Arinze Kene
WHO Kehinde, sixteen, black, from London.
TO WHOM The audience (see note on ‘Direct audience address’ in the introduction).
WHERE Inner-city London. Exact location is unspecified. Perhaps you imagine him talking to us in his bedroom, a street or the park.
WHEN Present day.
WHAT HAS JUST HAPPENED The play, a series of interconnected monologues, describes the point at which three teenagers, Kehinde, Joanne and Rugrat, begin to grow up. They speak directly to the audience, and in this, Kehinde’s first monologue, he introduces himself.
WHAT TO CONSIDER
• | Kehinde is British of Nigerian descent. |
• | He is described as ‘mature’, ‘very sensible for his age’, with ‘a sensitivity about him; an innocence’. |
• | His grandmother has strong views on colour and race. In Kehinde’s next monologue he tells us about how she attacked his brother’s white girlfriend. |
• | Kehinde has a twin: a girl called ‘Taiwo’ to whom he is very close. Read the play to find out what happens to her. |
• | ‘Oyinbo’ means ‘white’. ‘Pehpeh’ means ‘breasts’. |
WHAT HE WANTS
• | To introduce himself. Note how closely he identifies himself with race and racial issues. |
• | To apologise for having hated the way ‘God’ made him. |
• | To express and share with us his own understanding of how immature he was and how he knows he needs to change and grow up. |
KEYWORDS mixed-race obsessive traded shameful compensate oyinbo
NB This play offers a number of other speeches from which to choose.
Kehinde
I used to have ‘mixed-raced-girl syndrome’. Mixed-race-girl syndrome is the long obsessive phase of over-fancying mixed-race girls. Girls of that lighter complexion. Most guys get it when they’re like fourteen, fifteen. My favourite was when that black African or Caribbean skin mixes with that white English or European skin. You get that sun-kissed finish.
At one point. I actually wanted to be mixed-race. I wished for it. I wished my hair wouldn’t curl over itself like pepper grains, I wanted it to be bouncy and coolie. But no, broom bristles instead I concluded I was stuck with. I’d gladly have traded this nose for one that was sharper at the end. Shameful, I know. I was so stupid, I got down one time, asked God to forgive me for my sins, to protect my family and to bless me with pink lips. I actually remember going to sleep wishing that I’d wake up with green eyes.
My prayers were obviously ignored and I didn’t turn into a mixed-raced boy. And if I were God I would’ve blanked me for a year just to chastise me for being so ungrateful of this beautiful black skin I was gifted with – Praise God. Believe I had a lot of growing up to do.
Well, I couldn’t have grown up all that quick though because next I got a really light-skinned girlfriend. I just couldn’t leave the lighties alone. Said, if I couldn’t be one, I’d have to represent one – to compensate.

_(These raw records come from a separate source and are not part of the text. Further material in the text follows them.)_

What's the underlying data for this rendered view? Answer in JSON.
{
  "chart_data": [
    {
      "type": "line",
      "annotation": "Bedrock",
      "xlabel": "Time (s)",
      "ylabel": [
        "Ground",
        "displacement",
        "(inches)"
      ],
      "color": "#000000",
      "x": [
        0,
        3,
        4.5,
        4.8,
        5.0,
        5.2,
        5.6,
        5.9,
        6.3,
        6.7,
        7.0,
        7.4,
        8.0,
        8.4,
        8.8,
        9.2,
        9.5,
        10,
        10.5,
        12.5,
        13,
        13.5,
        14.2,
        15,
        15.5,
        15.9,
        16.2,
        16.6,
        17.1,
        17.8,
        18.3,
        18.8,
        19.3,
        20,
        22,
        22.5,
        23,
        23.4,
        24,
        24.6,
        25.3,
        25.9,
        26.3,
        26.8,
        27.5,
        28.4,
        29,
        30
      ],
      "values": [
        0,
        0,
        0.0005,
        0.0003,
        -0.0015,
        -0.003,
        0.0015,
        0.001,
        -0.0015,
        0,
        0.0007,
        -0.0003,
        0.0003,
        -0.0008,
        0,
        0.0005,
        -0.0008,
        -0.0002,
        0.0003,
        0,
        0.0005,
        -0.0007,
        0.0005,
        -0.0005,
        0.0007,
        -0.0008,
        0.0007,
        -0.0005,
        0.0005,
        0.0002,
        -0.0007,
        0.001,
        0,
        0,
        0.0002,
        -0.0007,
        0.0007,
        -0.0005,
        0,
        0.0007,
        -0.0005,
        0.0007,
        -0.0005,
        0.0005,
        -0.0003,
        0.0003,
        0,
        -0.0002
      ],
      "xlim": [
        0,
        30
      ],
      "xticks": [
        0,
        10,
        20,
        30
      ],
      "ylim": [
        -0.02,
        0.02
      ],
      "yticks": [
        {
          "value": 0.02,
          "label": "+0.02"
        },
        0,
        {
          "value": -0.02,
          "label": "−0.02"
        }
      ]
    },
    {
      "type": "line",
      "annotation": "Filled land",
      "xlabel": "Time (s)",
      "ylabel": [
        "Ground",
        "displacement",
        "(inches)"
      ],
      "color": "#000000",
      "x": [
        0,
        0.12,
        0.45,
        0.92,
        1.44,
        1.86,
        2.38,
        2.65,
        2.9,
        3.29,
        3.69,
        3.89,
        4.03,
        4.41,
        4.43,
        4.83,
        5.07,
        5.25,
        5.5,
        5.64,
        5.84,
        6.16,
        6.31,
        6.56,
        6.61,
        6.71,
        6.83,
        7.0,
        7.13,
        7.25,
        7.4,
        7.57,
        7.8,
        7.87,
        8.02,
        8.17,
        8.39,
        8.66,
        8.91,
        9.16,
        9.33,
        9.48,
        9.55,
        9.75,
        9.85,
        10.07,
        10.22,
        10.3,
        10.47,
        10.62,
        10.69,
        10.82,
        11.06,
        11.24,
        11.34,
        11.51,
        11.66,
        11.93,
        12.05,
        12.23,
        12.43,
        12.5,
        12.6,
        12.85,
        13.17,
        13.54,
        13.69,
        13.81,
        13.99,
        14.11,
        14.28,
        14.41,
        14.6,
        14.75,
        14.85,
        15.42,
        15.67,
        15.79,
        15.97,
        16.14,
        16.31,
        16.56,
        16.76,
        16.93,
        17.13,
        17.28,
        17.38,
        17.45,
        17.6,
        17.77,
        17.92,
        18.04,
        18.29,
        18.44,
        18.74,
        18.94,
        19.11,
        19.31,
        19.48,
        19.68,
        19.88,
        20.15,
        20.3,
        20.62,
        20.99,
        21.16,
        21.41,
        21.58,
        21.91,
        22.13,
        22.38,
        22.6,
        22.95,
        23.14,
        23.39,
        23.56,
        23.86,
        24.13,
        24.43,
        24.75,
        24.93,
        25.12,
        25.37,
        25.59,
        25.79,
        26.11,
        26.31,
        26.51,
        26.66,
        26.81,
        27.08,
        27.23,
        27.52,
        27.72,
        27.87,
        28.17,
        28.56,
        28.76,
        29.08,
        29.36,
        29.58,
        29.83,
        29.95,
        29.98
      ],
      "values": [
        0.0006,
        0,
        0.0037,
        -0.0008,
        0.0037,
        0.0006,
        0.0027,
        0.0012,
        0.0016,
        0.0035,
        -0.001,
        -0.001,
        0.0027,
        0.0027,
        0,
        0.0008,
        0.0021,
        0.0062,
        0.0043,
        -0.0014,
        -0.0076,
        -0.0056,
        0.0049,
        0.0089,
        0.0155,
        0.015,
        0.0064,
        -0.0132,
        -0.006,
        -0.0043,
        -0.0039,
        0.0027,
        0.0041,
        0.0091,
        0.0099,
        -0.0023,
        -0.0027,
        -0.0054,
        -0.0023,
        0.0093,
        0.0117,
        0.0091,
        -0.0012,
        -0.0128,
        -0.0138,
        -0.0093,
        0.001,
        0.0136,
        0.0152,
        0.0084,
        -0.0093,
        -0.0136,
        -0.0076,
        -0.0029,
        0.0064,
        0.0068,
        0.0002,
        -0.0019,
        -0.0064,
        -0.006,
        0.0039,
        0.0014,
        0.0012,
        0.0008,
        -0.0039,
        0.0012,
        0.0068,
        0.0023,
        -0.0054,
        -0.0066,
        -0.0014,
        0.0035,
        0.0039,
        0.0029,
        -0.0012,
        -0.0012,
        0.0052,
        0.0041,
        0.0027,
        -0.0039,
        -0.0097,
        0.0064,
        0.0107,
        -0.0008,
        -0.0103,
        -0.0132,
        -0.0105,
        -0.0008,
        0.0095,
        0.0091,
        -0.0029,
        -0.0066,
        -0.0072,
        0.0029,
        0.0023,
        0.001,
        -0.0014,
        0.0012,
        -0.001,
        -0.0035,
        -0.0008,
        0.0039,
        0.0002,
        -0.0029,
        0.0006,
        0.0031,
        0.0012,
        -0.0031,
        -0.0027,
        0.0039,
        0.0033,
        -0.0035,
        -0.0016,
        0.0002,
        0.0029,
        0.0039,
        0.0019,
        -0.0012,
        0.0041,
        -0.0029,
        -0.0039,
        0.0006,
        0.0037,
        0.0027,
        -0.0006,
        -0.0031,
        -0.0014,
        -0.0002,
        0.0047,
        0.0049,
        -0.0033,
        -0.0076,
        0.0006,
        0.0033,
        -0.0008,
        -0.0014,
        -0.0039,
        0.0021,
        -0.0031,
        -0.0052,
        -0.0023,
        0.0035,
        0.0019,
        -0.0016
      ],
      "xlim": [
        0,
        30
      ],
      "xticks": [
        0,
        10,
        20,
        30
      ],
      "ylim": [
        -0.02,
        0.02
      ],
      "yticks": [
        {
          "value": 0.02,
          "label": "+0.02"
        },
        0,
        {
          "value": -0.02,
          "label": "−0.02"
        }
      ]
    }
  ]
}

My grandma calls it ‘Yellow Fever’. She said it all started around slavery times when white overseers would secretly admire the beauty. I’m sure that back then it was nothing to rape black women. Africa was like the white man’s back garden and he did whatever he saw fit with his fruit. She said it’s not our fault though, she says something’s wrong with us. She always used to say –
(Nigerian accent.) ‘You African men are magnet for oyinbo pehpeh too much. You de follow-follow and think you are among dem but they will let you know how black you are. IF you trust a white man to build the ceiling above your head, you mustn’t complain of neck problems, my child, na your fault be dat!’
If I bring home a girl who’s any bit lighter than me then –
‘Ah-Kehinde! It’s getting late, your oyinbo friend has to go home. Doesn’t she have a home or have her parents split up?’
Cos all white people’s parents are divorced according to Grandma.
My older brother, he would sneak girls into the house all the time. When Grandma would go by his room, he’d get the girl to hide down on the side of the bed, on the floor.